Chess grand masters outsmart robot
Svetlana Kalmykova
Jun 10, 2010 16:23 Moscow Time

A group of grand masters has outsmarted a chess robot in the first game of a chess series. The robot, which calculates thousands of moves ahead and was found to be smart in chess by all members of the unusual contest, suffered a defeat due to human resourcefulness.
One of the three participants in the game, seven-year old Arina Shtypel, was the first to turn up. A winner of several international tournaments, Arina sat watching the reporters, the audience and the robot manipulator, which was doing a warm-up easily picking up the chess figures, moving them across the chessboard, removing them and pressing the clock.
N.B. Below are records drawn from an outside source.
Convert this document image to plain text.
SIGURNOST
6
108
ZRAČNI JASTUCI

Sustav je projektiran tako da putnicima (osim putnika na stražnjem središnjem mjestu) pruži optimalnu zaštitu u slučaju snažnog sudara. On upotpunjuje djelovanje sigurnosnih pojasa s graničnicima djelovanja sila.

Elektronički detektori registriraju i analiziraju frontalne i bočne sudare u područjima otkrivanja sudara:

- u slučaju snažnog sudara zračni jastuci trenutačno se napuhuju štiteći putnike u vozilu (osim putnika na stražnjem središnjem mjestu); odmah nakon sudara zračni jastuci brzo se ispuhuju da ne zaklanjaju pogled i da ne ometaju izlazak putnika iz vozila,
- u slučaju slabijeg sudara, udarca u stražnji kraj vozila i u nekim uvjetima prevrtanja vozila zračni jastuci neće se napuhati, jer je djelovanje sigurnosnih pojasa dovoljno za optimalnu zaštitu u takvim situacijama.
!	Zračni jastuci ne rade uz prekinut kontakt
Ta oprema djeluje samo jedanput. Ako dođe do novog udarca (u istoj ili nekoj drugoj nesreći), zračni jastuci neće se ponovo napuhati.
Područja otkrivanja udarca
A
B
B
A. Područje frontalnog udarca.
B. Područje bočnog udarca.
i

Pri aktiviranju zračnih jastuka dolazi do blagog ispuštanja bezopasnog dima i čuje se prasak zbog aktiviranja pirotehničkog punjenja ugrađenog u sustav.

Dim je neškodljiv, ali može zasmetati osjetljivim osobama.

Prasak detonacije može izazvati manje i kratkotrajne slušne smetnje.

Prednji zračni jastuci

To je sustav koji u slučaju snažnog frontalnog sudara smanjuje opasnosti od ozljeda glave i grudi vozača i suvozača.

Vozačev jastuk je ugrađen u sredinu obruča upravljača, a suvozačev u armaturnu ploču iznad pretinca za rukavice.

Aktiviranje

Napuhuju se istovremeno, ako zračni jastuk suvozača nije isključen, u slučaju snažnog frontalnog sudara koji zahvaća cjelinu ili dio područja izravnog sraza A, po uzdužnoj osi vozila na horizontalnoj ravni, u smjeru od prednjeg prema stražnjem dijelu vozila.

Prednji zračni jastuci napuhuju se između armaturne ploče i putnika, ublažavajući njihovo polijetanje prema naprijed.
After watching for a few minutes, Arina announced that she would play the Italian game. “I played this robot recently,” she says. “It plays strong. So I will play as usual, the way I play myself.”

Simultaneously along with Arina, the game against the robot was played with international grand master Igor Berdichevsky and presidential aide Arkady Dvorkovich, who has a passion for chess. All three were playing a blitz, each had 5 minutes. The curious thing was that at the fourth move Arkady Dvorkovich noticed that the figures had been misplaced and the black queen was in the place of the king. In addition, the robot forgot to press the clock at the end of the game and exceeded the time limit. Dvorkovich says that even though he was in the losing position, formally he won. But the robot, he argues, was playing better.

Arina and the grand master lost, having failed to keep the time limit. Next, a return match was offered, and the chess players decided to play the robot as a team. Considering the fact that the robot took too long to turn and manipulate the figures, they agreed to make their moves simultaneously, and the robot failed to bring the games to a finish. Human friendship beat artificial intellect. Arkady Dvorkovich comments:

“Playing a robot is psychologically difficult because you never know what it is up to. The game went off well and I even had an edge but I began to play for time and lost this edge. I kept track of the clock, not the board. But in cooperation with other players we outsmarted the robot, even though all had losing positions at the end of the game. If the robot could be made to look friendlier, like a human, everyone would be fascinated by the game.”